Sa demande d’entretien en face à face avec Hans Wolff, vice-président du CPT, qui faisait partie de la délégation ayant visité Imrali pour la dernière fois a été rejetée, en disant : « Puisque le rapport sur la dernière visite à Imrali n’a pas encore été publié, une telle réunion ne sera pas possible. »

Suite à l’insistance de l’ANF, le CPT a accepté de répondre aux questions de l’agence de presse Kurde par écrit. Nous publions ici l’intégralité de l’interview réalisée par écrit avec le secrétaire exécutif du CPT, Hugh Chetwynd, ainsi que les questions laissées sans réponse

Le CPT, qui a visité pour la dernière fois la prison d’Imrali en septembre 2022, ne publie-t-il toujours pas son rapport simplement parce qu’il n’a pas obtenu l’approbation de la Turquie ?

La Convention du CPT repose sur les deux piliers de la coopération et de la confidentialité. En conséquence, la Convention permet uniquement au CPT de publier un rapport avec l’autorisation de l’État partie.

2. L’absence de nouvelles des prisonniers d’Imrali a suscité une profonde inquiétude dans l’opinion publique. Le CPT travaille-t-il sur cette question ?

Le Comité est en dialogue constant avec les autorités turques, mais ce dialogue reste confidentiel. Cependant, il est important de souligner que, en 2019 et lors des visites précédentes, la délégation n’a reçu aucune allégation de

mauvais traitements des prisonniers par les gardiens de la prison d’Imrali. Au contraire, tous les prisonniers ont indiqué qu’ils étaient correctement traités par le personnel.
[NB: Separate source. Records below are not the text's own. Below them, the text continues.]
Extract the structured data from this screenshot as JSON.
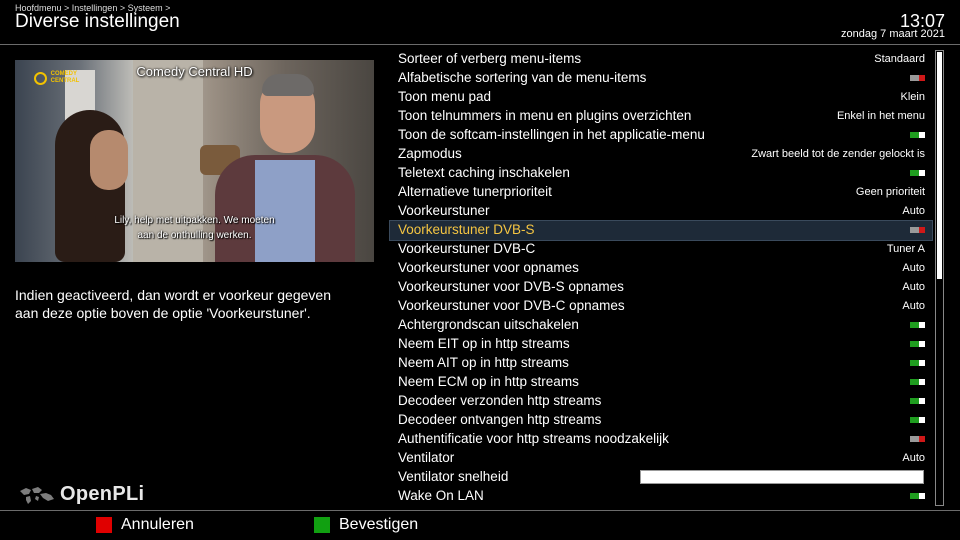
{
  "header": {
    "breadcrumb": "Hoofdmenu > Instellingen > Systeem >",
    "title": "Diverse instellingen",
    "clock": "13:07",
    "date": "zondag  7 maart 2021"
  },
  "preview": {
    "channel": "Comedy Central HD",
    "logo_line1": "COMEDY",
    "logo_line2": "CENTRAL",
    "subtitle_line1": "Lily, help met uitpakken. We moeten",
    "subtitle_line2": "aan de onthulling werken."
  },
  "description_line1": "Indien geactiveerd, dan wordt er voorkeur gegeven",
  "description_line2": "aan deze optie boven de optie 'Voorkeurstuner'.",
  "brand": {
    "name": "OpenPLi",
    "icon": "world-map-icon"
  },
  "items": [
    {
      "label": "Sorteer of verberg menu-items",
      "value": "Standaard"
    },
    {
      "label": "Alfabetische sortering van de menu-items",
      "toggle": "off"
    },
    {
      "label": "Toon menu pad",
      "value": "Klein"
    },
    {
      "label": "Toon telnummers in menu en plugins overzichten",
      "value": "Enkel in het menu"
    },
    {
      "label": "Toon de softcam-instellingen in het applicatie-menu",
      "toggle": "on"
    },
    {
      "label": "Zapmodus",
      "value": "Zwart beeld tot de zender gelockt is"
    },
    {
      "label": "Teletext caching inschakelen",
      "toggle": "on"
    },
    {
      "label": "Alternatieve tunerprioriteit",
      "value": "Geen prioriteit"
    },
    {
      "label": "Voorkeurstuner",
      "value": "Auto"
    },
    {
      "label": "Voorkeurstuner DVB-S",
      "toggle": "off",
      "selected": true
    },
    {
      "label": "Voorkeurstuner DVB-C",
      "value": "Tuner A"
    },
    {
      "label": "Voorkeurstuner voor opnames",
      "value": "Auto"
    },
    {
      "label": "Voorkeurstuner voor DVB-S opnames",
      "value": "Auto"
    },
    {
      "label": "Voorkeurstuner voor DVB-C opnames",
      "value": "Auto"
    },
    {
      "label": "Achtergrondscan uitschakelen",
      "toggle": "on"
    },
    {
      "label": "Neem EIT op in http streams",
      "toggle": "on"
    },
    {
      "label": "Neem AIT op in http streams",
      "toggle": "on"
    },
    {
      "label": "Neem ECM op in http streams",
      "toggle": "on"
    },
    {
      "label": "Decodeer verzonden http streams",
      "toggle": "on"
    },
    {
      "label": "Decodeer ontvangen http streams",
      "toggle": "on"
    },
    {
      "label": "Authentificatie voor http streams noodzakelijk",
      "toggle": "off"
    },
    {
      "label": "Ventilator",
      "value": "Auto"
    },
    {
      "label": "Ventilator snelheid",
      "slider": 1.0
    },
    {
      "label": "Wake On LAN",
      "toggle": "on"
    }
  ],
  "scroll_fraction": 0.5,
  "footer": {
    "red_label": "Annuleren",
    "green_label": "Bevestigen",
    "colors": {
      "red": "#e00000",
      "green": "#11a011",
      "selected_text": "#f5c542",
      "toggle_on": "#1f9d1f",
      "toggle_off": "#d01818"
    }
  }
}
3. Le CPT prévoit-il de visiter à nouveau la prison d’Imrali en cas d’absence de nouvelles ?

Le CPT a visité Imrali 9 fois, chaque fois de manière ad hoc, en 1999, 2001, 2003, 2007, 2010, 2013, 2016, 2019 et 2022. Le CPT peut décider, s’il le juge nécessaire, de réaliser une nouvelle visite sur le site.

4. Les avocats du leader du peuple kurde Abdullah Öcalan et des trois autres prisonniers à Imrali soulignent qu’il n’y a eu aucune communication avec leurs clients depuis plus de trois ans. Le CPT a-t-il connaissance de cet état d’absence totale de communication ? Que fait-il pour y remédier ?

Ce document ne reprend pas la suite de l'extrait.